Datum: 10.04.2001
Ressort: Hamburg Feuilleton
Autor: Isk

Ganz schön gemein
Hamburger Kritik: Neues Cinema

Das Mädchen Coco jammert und bettelt, es appelliert an die Großmut des mächtigen Waffenschiebers. Die Angst bricht ihre Standhaftigkeit. Sie krümmt sich, wiederholt winselnd immer wieder dieselben Worte in ihrer uns unverständlichen asiatischen Sprache. Der Krieg, der draußen vor der Tür herrscht, findet hier in einer stinkenden Absteige seinen niedrigsten Ausdruck. Und vielleicht sein hilflosestes Opfer. Der Waffenschieber fesselt Coco ans Bett. David Spencer, englischer Theaterautor, möchte Echtheit. Er will die Wahrheit durch ein hohes Maß an Realität in seine kleine Theaterwelt zwingen.

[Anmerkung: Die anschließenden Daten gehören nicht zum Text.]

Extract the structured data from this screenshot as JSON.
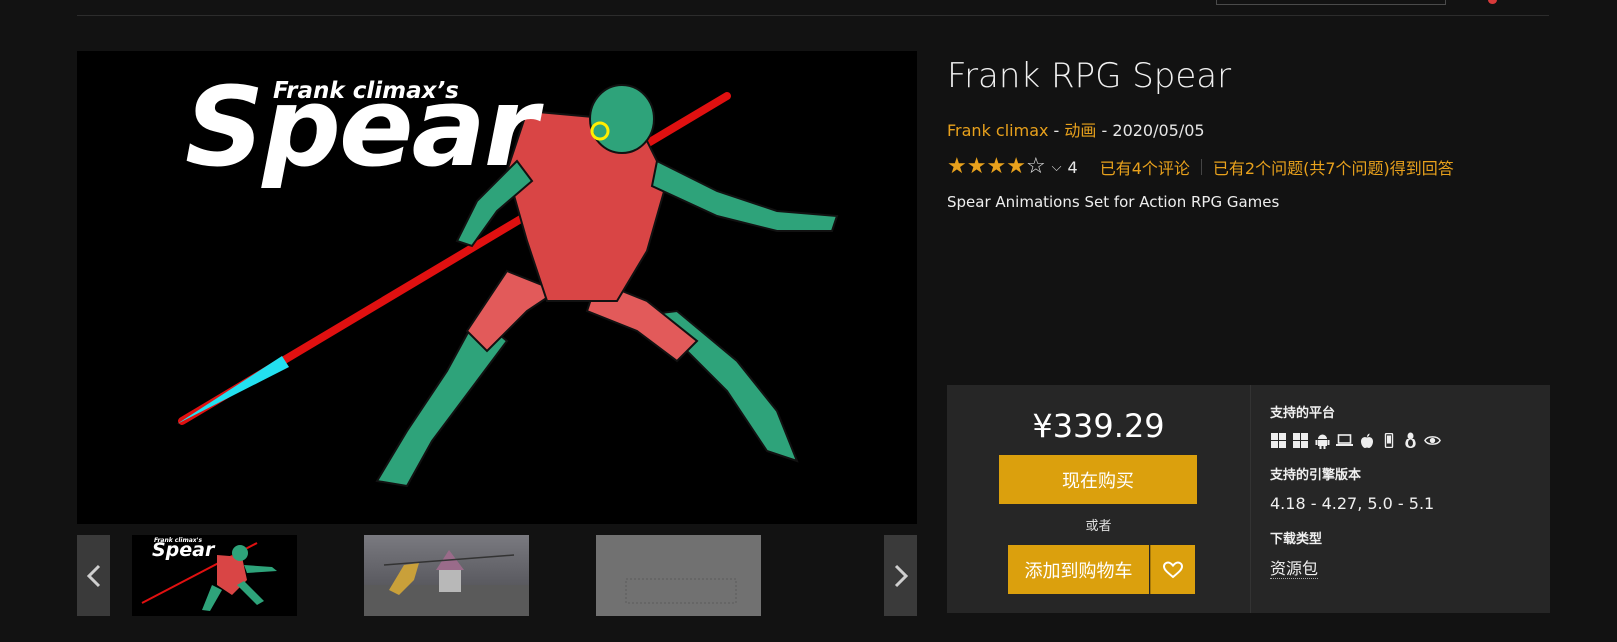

Damit stößt er zwangsläufig an die Grenzen dessen, was Theater leisten kann. In seinem Stück “Clämoarr/ Geschrei” versucht er das Thema “Gewalt” auf zwei verschiedenen Ebenen in den Griff zu bekommen. Der anfänglich beschriebenen Szene stellt Spencer eine auf der lokalen Ebene angesiedelten Szene voran. Hier zeigt Spencer weniger pointiert – eher dokumentarisch – die Gewalt in ihrem Ursprung: In einem Park kämpfen Jugendliche um Arbeit, Anerkennung und den nächsten Drogenrausch. Sie sind unfähig, die eigenen Existenzängste mit denen anderer zu teilen.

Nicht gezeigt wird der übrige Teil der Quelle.